Home > MachineLearning > Main text

LSTM


Tag: python, machine learning

目录


RNN

  • 背景:传统神经网络不具有记忆功能
    • 记忆:比如人的思考是基于记忆的知识的
  • 方案:RNN
    • 将信息持久化
    • 可以解决网络的记忆功能
    • RNN可以看做是同一个网络的多个副本,每一份都将信息传递到下一个副本

    • RNN环式结构展开为链式:
    • 链式结构展示了RNN与序列和列表的密切关系
    • 语音识别、语言建模、翻译、图片标题取的很好效果

RNN不能解决长期依赖问题

  • RNN核心:将以前的信息连接到当前任务中
  • 缺点:
    • 不能保留更远的上下文信息
    • 存在梯度消失和梯度爆炸的问题。当每层的权重W小于1时,误差传到最开始的层,结果接近于0,梯度消失;当每层的权重W大于1时,误差传到最开始的层,结果变得无穷大,梯度爆炸。
  • 简单例子:
    • 输入:“the clouds are in the xxx”
    • 预测:xxx
    • RNN:可以训练得很好预测出来,根据上下文,很容易
    • 特点:当前位置与相关信息所在位置之间的距离相对较小
  • 复杂例子:
    • 输入:“I grew up in France… I speak fluent xxx”
    • 预测:xxx
    • RNN:可以训练得很好预测出来,根据上下文,不能很好的预测出来
    • 特点:相关信息和需要该信息的位置之间的距离可能非常的远,此时需要更多的上下文信息才能很好的预测
  • 随着距离的增大,RNN对于将这些信息连接起来无能为力
    • 比如根据x0,x1预测h3,可以做到;但是预测h(t)时刻的,如果要用到x0,x1的信息,RNN就很难了。

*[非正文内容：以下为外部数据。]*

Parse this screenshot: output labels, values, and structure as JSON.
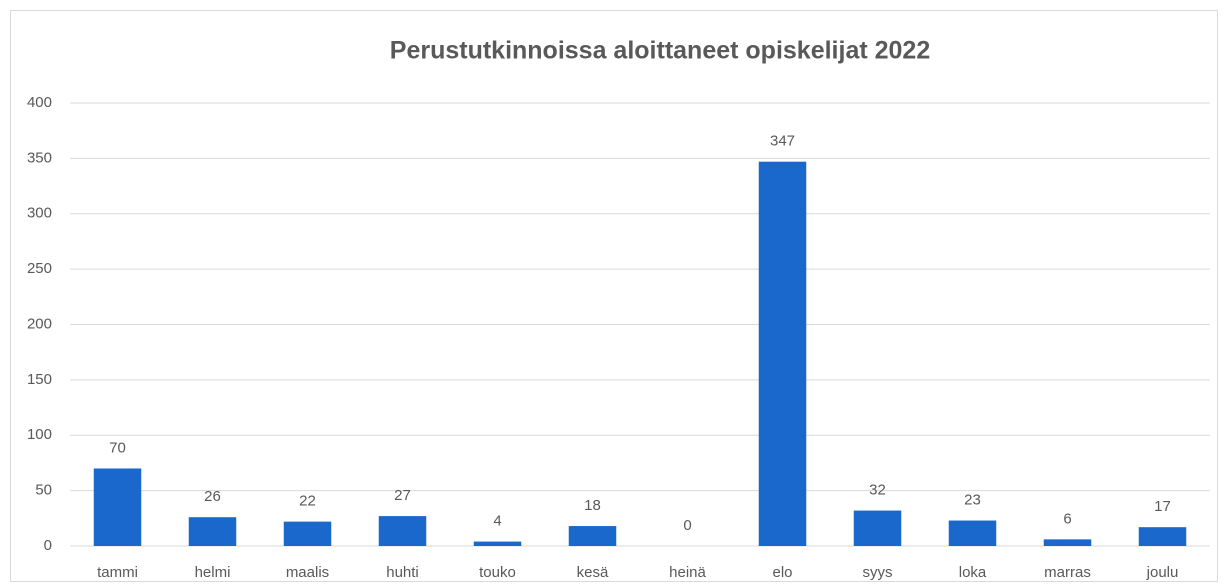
{
  "chart_data": {
    "type": "bar",
    "title": "Perustutkinnoissa aloittaneet opiskelijat 2022",
    "categories": [
      "tammi",
      "helmi",
      "maalis",
      "huhti",
      "touko",
      "kesä",
      "heinä",
      "elo",
      "syys",
      "loka",
      "marras",
      "joulu"
    ],
    "values": [
      70,
      26,
      22,
      27,
      4,
      18,
      0,
      347,
      32,
      23,
      6,
      17
    ],
    "color": "#1a68cc",
    "ylim": [
      0,
      400
    ],
    "yticks": [
      0,
      50,
      100,
      150,
      200,
      250,
      300,
      350,
      400
    ],
    "grid": true
  }
}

20190907164525

LSTM:长短期记忆网络

  • LSTM:long short term memory networks
    • 可学习到长期依赖关系
    • 目前有很多改进的版本
    • 在许多问题上效果很好
  • RNN vs LSTM结构:
    • RNN:重复模块结构简单,只有一个tanh层
    • LSTM:也具有链状结构,但是其重复模块复杂,包含4个神经网络,并且相互之间的交互非常特别 20190907165353
  • 核心:元胞状态
    • 图中横穿整个元胞顶部的水平线
    • 像传送带,直接穿过整个链
    • 只有一些较小的线性交互
    • 能对元胞状态添加或者删除信息:通过门的结构控制
    • 门:选择性让信息通过的方法,由一个sigmoid神经网络层和一个元素级相乘操作组成 20190907170543

LSTM步骤

  • 总共分4个:
    • 遗忘门:决定我们将要从元胞状态中扔掉哪些信息
    • 输入门:决定我们将会把哪些新信息存储到元胞状态中
    • 更新元胞状态:取代遗忘的信息
    • 输出门:基于目前的元胞状态,并且会加入一些过滤 20190907171306

LSTM的变种

  • GRU模型:Gated Recurrent Unit
    • 将遗忘门和输入门合并成为单一的“更新门(Update Gate)”
    • 将元胞状态(Cell State)和隐状态(Hidden State)合并
    • 比标准的LSTM模型更简化
    • 越来越流行

pytorch实现单向LSTM

使用单向LSTM:

nn = nn.LSTM(input_size=10, hidden_size=20, num_layers=2)#(input_size,hidden_size,num_layers)
input = torch.randn(5, 3, 10)#(seq_len, batch, input_size)
h0 = torch.randn(2, 3, 20) #(num_layers,batch,output_size)
c0 = torch.randn(2, 3, 20) #(num_layers,batch,output_size)
output, (hn, cn) = rnn(input, (h0, c0))

output.shape #(seq_len, batch, output_size)
torch.Size([5, 3, 20])
hn.shape #(num_layers, batch, output_size)
torch.Size([2, 3, 20])
cn.shape #(num_layers, batch, output_size)
torch.Size([2, 3, 20])

20190907172256


pytorch实现双向LSTM

rnn = nn.LSTM(input_size=10, hidden_size=20, num_layers=2,bidirectional=True)#(input_size,hidden_size,num_layers)
input = torch.randn(5, 3, 10)#(seq_len, batch, input_size)
h0 = torch.randn(4, 3, 20) #(num_layers,batch,output_size)
c0 = torch.randn(4, 3, 20) #(num_layers,batch,output_size)
output, (hn, cn) = rnn(input, (h0, c0))

output.shape #(seq_len, batch, output_size*2)
torch.Size([5, 3, 40])
hn.shape #(num_layers*2, batch, output_size)
torch.Size([4, 3, 20])
cn.shape #(num_layers*2, batch, output_size)
torch.Size([4, 3, 20])


例子:使用LSTM对语句中的单词进行词性标注

每个单词可以有多个词性,在不同的语境中,其词性是不同的,所以语义分析的一个点就是对任意一句话进行每个单词的词性标注。因为这个是上下文强相关的,所以很适合LSTM模型。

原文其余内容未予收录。